When I first heard about the impending lockdown, I foresaw a very lonely and trying time for me personally. My husband has severe OCD and high anxiety which translates in him feeling the need to be at work constantly. He is a site manager, and when they received notice that they are classed as key workers, he cheered. When he told me the news, I knew I would see even less of him at home than I did before the pandemic, which was sparse to say the least. He won’t even take holidays willingly.
My husband panics constantly about losing his job. He refuses to seek professional help, and he is even prepared to ruin his marriage in favour of staying at work. He says he loves me and the children, but he has a funny way of showing it. His actions do not match his words, and I am sick of making excuses for him. During the past couple of lonely months, I have experienced my own moments of panic, and I am usually a very calm and controlled person. I panicked that my mum would contract coronavirus and I would never see her again. I panicked about my recently widowed Nan, who is home alone, and I am unable to visit. And then I panicked about what might happen if I contract coronavirus, and I am sick at home, unable to care for my children. Luckily, they are self-sufficient enough to know where the food is, and I know they would be fine, but I still worry about them. I am the only person who can care for them right now.
I am quite proud of my achievements in the past couple of weeks. I have single handedly stripped away 30 years’ worth of old wallpaper from our hall, stairs and landing, and I have repainted all the walls, with a little help from my daughters. The task seemed impossible when I first thought about it. I couldn’t reach all those high nooks and crannies above the stairs! But then I realized that nobody else would do it for me, and I wanted the job done. It would make me feel better. So, I got on with it, in the spirit of my Mum and my Nan, who never shy away from manual labour when the need arises. My Nan raised four children while my Grandad was in the Navy, and my Mum raised three children and progressed her career in social services management. I called on the spirit of my ancestors, rolled up my sleeves, and got the job done.

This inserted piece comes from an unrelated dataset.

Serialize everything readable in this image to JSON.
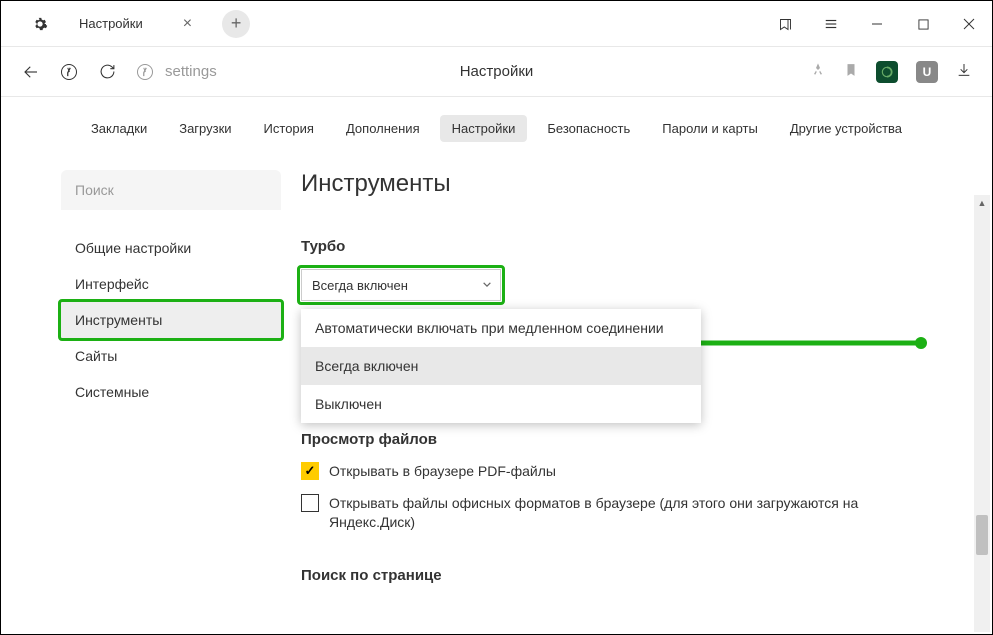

The government advised people to use online shopping services as much as possible to avoid visiting supermarkets during lockdown. I found this impossible for the first month, because there were no delivery slots available due to high demand. I waited five weeks for an order to be delivered! I did not want to take my daughters to the supermarket with me, but luckily my husband made time to do our shopping. Since he is going out to work six days per week, he isn’t bothered about visiting the supermarkets. He doesn’t worry about contracting coronavirus, and he definitely doesn’t worry about passing it on to other people. I also struggled to receive timely deliveries of my eye medication for my chronic pain condition, but fortunately I had stocked up ahead of lockdown, so I was ok. I am struggling to access the internet at home. We have a basic service, which is all we can afford, and we have over a dozen devices connected. It drops out frequently, much to the dismay of my daughters! As I write this blog post, my laptop cannot connect to our Wi-Fi because my husband is using his laptop and streaming music on his phone. My phone can connect without problems, but my laptop is always the first device to fail. I cannot understand that, and it is very frustrating when I need to work online.
How do I soothe my anxieties during this strange time? Usually I would resort to meditation and quiet time for contemplation. That is now impossible because my children are pretty much attached to me all day. They won’t even go to bed early anymore, which I find frustrating. They are anxious too, and they need me to reassure them. They miss their friends, their school, their regular routine. I miss my friends and family. Oddly, I find it soothing to sit down and play a game that I have become addicted to on my phone. It’s a simple puzzle game where you can earn rewards and refurbish an old mansion. It satisfies the dreamer in me and helps me escape from mundane life for a while. We must take comfort in small pleasures these days.